Second, it is often the handling of a crisis that can lead to more damage than the crisis itself. Crisis leadership entails a complex set of competencies that leaders must adopt if they are to steer an organization through the various crisis phases and into a successful recovery. When these competencies exist within a firm’s leadership, the likelihood of a firm becoming resilient after a crisis is greatly enhanced. A leader’s ability to build a successful crisis-management team is also important; some of the advantages include an ability to generate more information, stimulate creativity, and expedite decision-making.

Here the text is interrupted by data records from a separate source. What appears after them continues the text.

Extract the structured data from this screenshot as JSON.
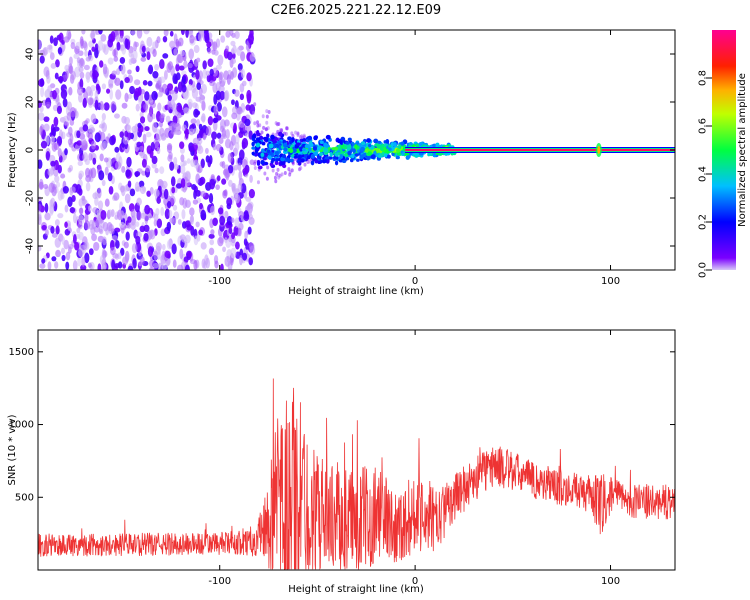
{
  "title": "C2E6.2025.221.22.12.E09",
  "chart_data": [
    {
      "type": "heatmap",
      "xlabel": "Height of straight line (km)",
      "ylabel": "Frequency (Hz)",
      "xlim": [
        -193,
        133
      ],
      "ylim": [
        -50,
        50
      ],
      "xticks": [
        -100,
        0,
        100
      ],
      "yticks": [
        -40,
        -20,
        0,
        20,
        40
      ],
      "colorbar": {
        "label": "Normalized spectral amplitude",
        "range": [
          0,
          1
        ],
        "ticks": [
          0.0,
          0.2,
          0.4,
          0.6,
          0.8
        ],
        "tick_labels": [
          "0.0",
          "0.2",
          "0.4",
          "0.6",
          "0.8"
        ],
        "colormap": [
          "#c8b4f0",
          "#6a00ff",
          "#0000ff",
          "#00ffff",
          "#00ff00",
          "#ffff00",
          "#ff0000",
          "#ff0080"
        ]
      },
      "regions": [
        {
          "name": "noise",
          "x_range": [
            -193,
            -83
          ],
          "freq_range": [
            -50,
            50
          ],
          "amplitude": 0.1
        },
        {
          "name": "signal-band",
          "x_range": [
            -83,
            20
          ],
          "freq_center": 0,
          "freq_halfwidth_start": 8,
          "freq_halfwidth_end": 2,
          "amplitude": 0.35
        },
        {
          "name": "line",
          "x_range": [
            0,
            133
          ],
          "freq": 0,
          "amplitude": 0.95
        }
      ],
      "annotations": [
        {
          "x": 94,
          "freq": 0,
          "note": "spike"
        }
      ]
    },
    {
      "type": "line",
      "xlabel": "Height of straight line (km)",
      "ylabel": "SNR (10 * v/v)",
      "xlim": [
        -193,
        133
      ],
      "ylim": [
        0,
        1650
      ],
      "xticks": [
        -100,
        0,
        100
      ],
      "yticks": [
        500,
        1000,
        1500
      ],
      "color": "#ee3333",
      "envelope": {
        "x": [
          -193,
          -100,
          -85,
          -78,
          -70,
          -62,
          -55,
          -45,
          -38,
          -30,
          -20,
          -15,
          -10,
          -5,
          0,
          5,
          10,
          20,
          30,
          40,
          50,
          60,
          70,
          80,
          90,
          95,
          100,
          110,
          120,
          133
        ],
        "mid": [
          170,
          180,
          190,
          260,
          420,
          480,
          420,
          380,
          350,
          320,
          400,
          360,
          300,
          320,
          400,
          420,
          320,
          500,
          620,
          720,
          680,
          620,
          580,
          550,
          520,
          420,
          520,
          480,
          460,
          470
        ],
        "amp": [
          80,
          80,
          90,
          200,
          650,
          900,
          500,
          350,
          400,
          380,
          350,
          300,
          250,
          280,
          260,
          300,
          220,
          160,
          160,
          150,
          140,
          130,
          130,
          120,
          130,
          250,
          120,
          120,
          120,
          120
        ]
      }
    }
  ]
}
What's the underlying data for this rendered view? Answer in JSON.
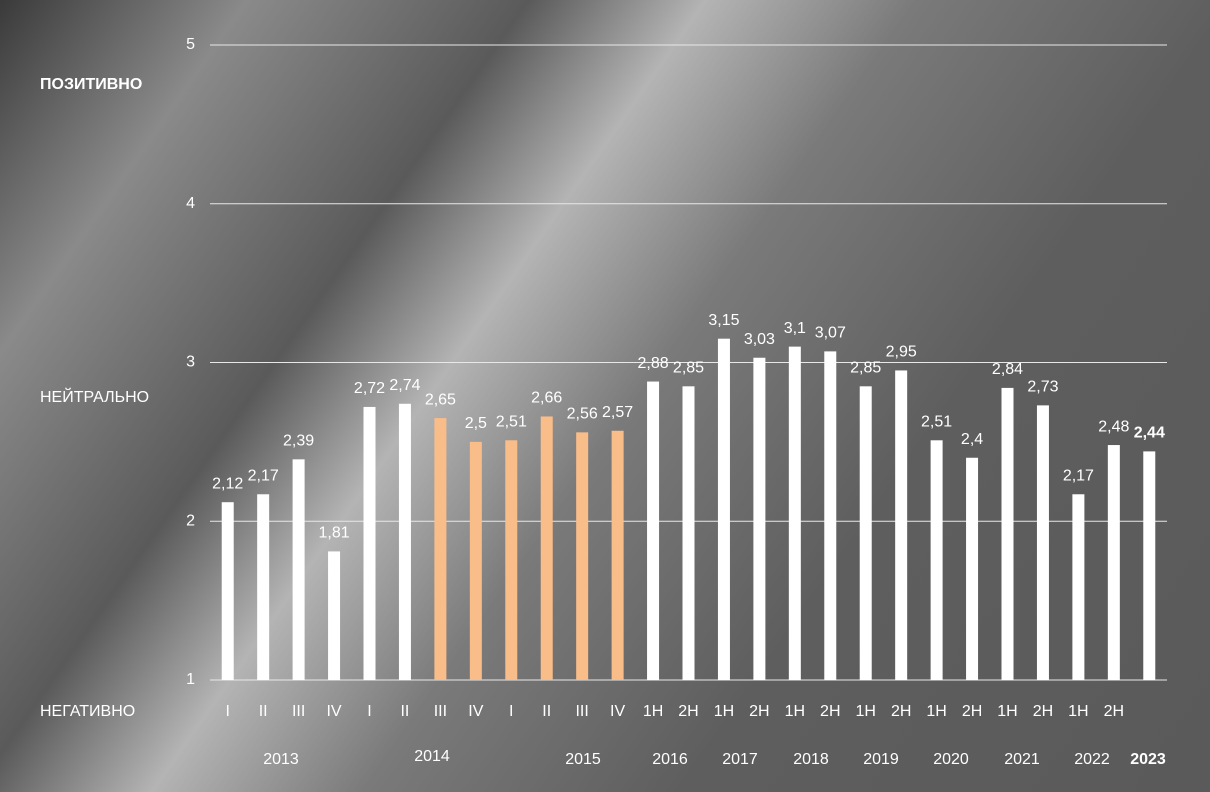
{
  "chart_data": {
    "type": "bar",
    "categories": [
      "I",
      "II",
      "III",
      "IV",
      "I",
      "II",
      "III",
      "IV",
      "I",
      "II",
      "III",
      "IV",
      "1H",
      "2H",
      "1H",
      "2H",
      "1H",
      "2H",
      "1H",
      "2H",
      "1H",
      "2H",
      "1H",
      "2H",
      "1H",
      "2H",
      null
    ],
    "values": [
      2.12,
      2.17,
      2.39,
      1.81,
      2.72,
      2.74,
      2.65,
      2.5,
      2.51,
      2.66,
      2.56,
      2.57,
      2.88,
      2.85,
      3.15,
      3.03,
      3.1,
      3.07,
      2.85,
      2.95,
      2.51,
      2.4,
      2.84,
      2.73,
      2.17,
      2.48,
      2.44
    ],
    "value_labels": [
      "2,12",
      "2,17",
      "2,39",
      "1,81",
      "2,72",
      "2,74",
      "2,65",
      "2,5",
      "2,51",
      "2,66",
      "2,56",
      "2,57",
      "2,88",
      "2,85",
      "3,15",
      "3,03",
      "3,1",
      "3,07",
      "2,85",
      "2,95",
      "2,51",
      "2,4",
      "2,84",
      "2,73",
      "2,17",
      "2,48",
      "2,44"
    ],
    "colors": [
      "#ffffff",
      "#ffffff",
      "#ffffff",
      "#ffffff",
      "#ffffff",
      "#ffffff",
      "#f9bd8a",
      "#f9bd8a",
      "#f9bd8a",
      "#f9bd8a",
      "#f9bd8a",
      "#f9bd8a",
      "#ffffff",
      "#ffffff",
      "#ffffff",
      "#ffffff",
      "#ffffff",
      "#ffffff",
      "#ffffff",
      "#ffffff",
      "#ffffff",
      "#ffffff",
      "#ffffff",
      "#ffffff",
      "#ffffff",
      "#ffffff",
      "#ffffff"
    ],
    "years": [
      "2013",
      "2014",
      "2015",
      "2016",
      "2017",
      "2018",
      "2019",
      "2020",
      "2021",
      "2022",
      "2023"
    ],
    "annotations": [
      "ПОЗИТИВНО",
      "НЕЙТРАЛЬНО",
      "НЕГАТИВНО"
    ],
    "ylim": [
      1,
      5
    ],
    "yticks": [
      1,
      2,
      3,
      4,
      5
    ],
    "grid": true
  }
}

Third, effective crisis handling involves much more than good public relations.  Although this certainly helps, rhetoric and positive spin alone will not solve even one of the crises described in the book, much less the lot of them. Leaders must establish a norm of open and honest communication, and be appropriately candid about all aspects of the business, in good times as well as bad.  Doing so can go a long way toward building a culture of trust. Moreover, information flow to various stakeholders will occur more easily when there is a norm or expectation of communication and an infrastructure that supports communication efforts across organizational levels, departments, and other boundaries. For example, developing capabilities for managing a crisis in a global context requires a mindset and integrated support system that can quickly bring together and mobilize stakeholders from different parts of the world to resolve the crisis.

Fourth, learning from crisis is the best hope for preventing repeat occurrences. James and Wooten use discrimination lawsuits as a specific type of crisis on which to build an argument with respect to learning, primarily because of the continuing significance of diversity in organizational theory and the practical implications of diversity for managers and the organizations they lead. Learning from crises provides an excellent opportunity to challenge the organizational routines that may stand in the way of excellence. Further, firms that can engage in learning can develop an organizational memory that helps to prevent future problems.

Finally, crisis events can create a potential for significant opportunity to be realized for individuals, organizations, and countries. There are numerous examples of people and organizations that have adopted a more optimistic frame of mind in response to threat. Consequently, what these individuals and organizations do in response to crisis is worth examining. It is possible that the ideas set forth in the book will combine interactively, and not simply additively, so that each of the events in the chain may need to occur for leaders to perceive crisis as opportunity.